There are many important components that go to make up a worthwhile mobile app. But the most important component is…(drum roll please)…the user interface, known to most everyone today as the UI.
Very obviously, with a mobile app, you’re quite limited as to viewable screen space. A potential user will glance at it, and if they don’t immediately get an idea of how it works, they’re gone. Mobile users are quite impatient, and won’t engage if they don’t get it pretty close to right away.
The Laptop or Desktop Difference
On a laptop or desktop computer, it’s a little different. A user might persist a bit, access online documentation or help, or engage in a live chat with the vendor company. There is also technology with which the user can be onboarded step-by-step.
Beyond that, the laptop or desktop experience can be triggered, optimized, and fine-tuned down to even the type of user. For a CRM, that could be a sales manager, an administrator, or a salesperson. At Pipeliner, we’re utilizing 4 different technologies today, right in the application, to help the user along. We have a chat window, a knowledge base, an onboarding technology, and a support ticketing system.

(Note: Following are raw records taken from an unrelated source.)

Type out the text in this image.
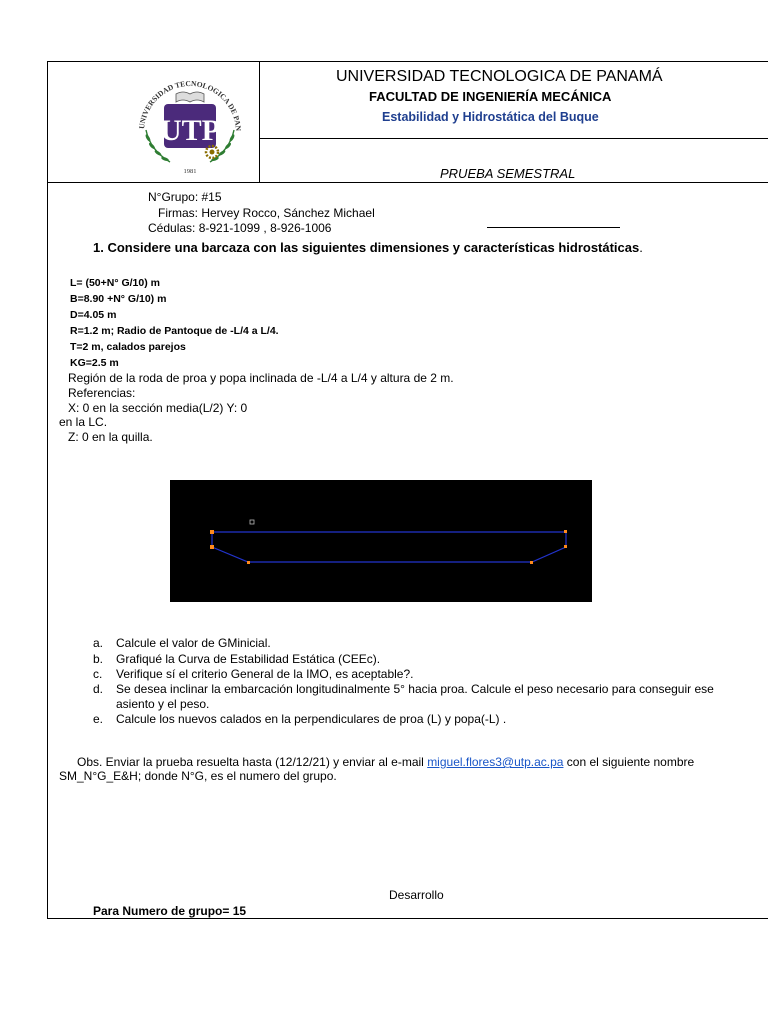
UNIVERSIDAD TECNOLOGICA DE PAN
UTP
1981
UNIVERSIDAD TECNOLOGICA DE PANAMÁ
FACULTAD DE INGENIERÍA MECÁNICA
Estabilidad y Hidrostática del Buque
PRUEBA SEMESTRAL
N°Grupo: #15
Firmas: Hervey Rocco, Sánchez Michael
Cédulas: 8-921-1099 , 8-926-1006
1. Considere una barcaza con las siguientes dimensiones y características hidrostáticas.
L= (50+N° G/10) m
B=8.90 +N° G/10) m
D=4.05 m
R=1.2 m; Radio de Pantoque de -L/4 a L/4.
T=2 m, calados parejos
KG=2.5 m
Región de la roda de proa y popa inclinada de -L/4 a L/4 y altura de 2 m.
Referencias:
X: 0 en la sección media(L/2) Y: 0
en la LC.
Z: 0 en la quilla.
a. Calcule el valor de GMinicial.
b. Grafiqué la Curva de Estabilidad Estática (CEEc).
c. Verifique sí el criterio General de la IMO, es aceptable?.
d. Se desea inclinar la embarcación longitudinalmente 5° hacia proa. Calcule el peso necesario para conseguir ese
asiento y el peso.
e. Calcule los nuevos calados en la perpendiculares de proa (L) y popa(-L) .
Obs. Enviar la prueba resuelta hasta (12/12/21) y enviar al e-mail miguel.flores3@utp.ac.pa con el siguiente nombre
SM_N°G_E&H; donde N°G, es el numero del grupo.
Desarrollo
Para Numero de grupo= 15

On mobile, however, such flexibility isn’t possible. A potential user either understands it, or they don’t. Even one too many clicks could lead a user astray, and they would be lost. Help and support on mobile is limited—you can’t do a lot in such a small space.
UI Focus on the User
UI design, from my experience, isn’t a matter of trend. In most cases, “trend is not your friend.” Who sets a trend? It should never be a designer following along the lines of “what is cool right now.” The UI should be designed completely around the user and their experience, and their ease of use.
I’ve actually learned a lot from games. Games provide a very good overview of how users onboard and interact. I’ve been paying very close attention to the online game Fortnite, one of the most successful games in history with over 250 million users. My son and everyone in his class are playing it. The target age group for this game is 9 to 14, and it’s amazing to watch how fast these kids are learning and interacting. They’re not reading the documentation! They’re just jumping right in. The game is understood without a second thought.
Of course, a game must also be challenging. While a business app should be just as easy to use as a game, the “challenging” aspect cannot be part of it. The user of a business app isn’t earning extra points by finding the hidden treasure or the secret weapon, so all functionality must be geared to ease of use.
Visual and Universal
A UI should be totally visual because mobile itself is a visual tool. At Pipeliner, we’ve simply extended the design philosophy of our desktop version—dynamic instant visualization—to our mobile CRM. It is completely visual.
When it comes to symbology, our UI is designed in a way we know our user community will understand. There are many icons that are universal. For example, everyone understands that a star means “favorite.” A plus sign (+) means adding something. A magnifying glass means “search.” A gear sign indicates setup.
It’s a similar scenario to icons seen on road signs—they’re the same the world over so that drivers in any country will understand them. The same is true with icons in airports. With over 50,000 airports in the world today, and travelers from everywhere, can you imagine what would happen if each airport decided to create their own icon for, as an example, baggage claim? Chaos would result.
This kind of uniformity is even more important on mobile because mobile has even more users than automobiles or airlines. A majority of people in the civilized regions of planet Earth have mobile phones. If you don’t have one, people regard you very oddly—you’re living on the moon.
Apps should have a universal navigation system, even when colors, backgrounds, and languages are different. An example is calendar apps—while there are different companies making calendars, they look pretty much the same. Otherwise, how could someone use them and update them? People also want to know when holidays and special days are. These are different for every country, but the symbology is the same.
While you should implement universal icons and instantly understood symbology, you must also integrate your own corporate look and feel into the design. We have done that at Pipeliner, and it requires a little bit of magic that every company has to utilize. If you don’t do that, you’re not separating yourself out from competitors.
You have to strike right in between being completely unique—having your own look—and being completely universal. There’s a sweet spot in there so that you maintain your own look and feel but make it possible for any user to come along and engage with your app.
Overall, the key that I always keep in mind as regards a UI is simplicity. This concept was communicated beautifully by Steve Jobs: “Simple can be harder than complex. You have to work hard to get your thinking clean to make it simple. But it’s worth it in the end because once you get there, you can move mountains.”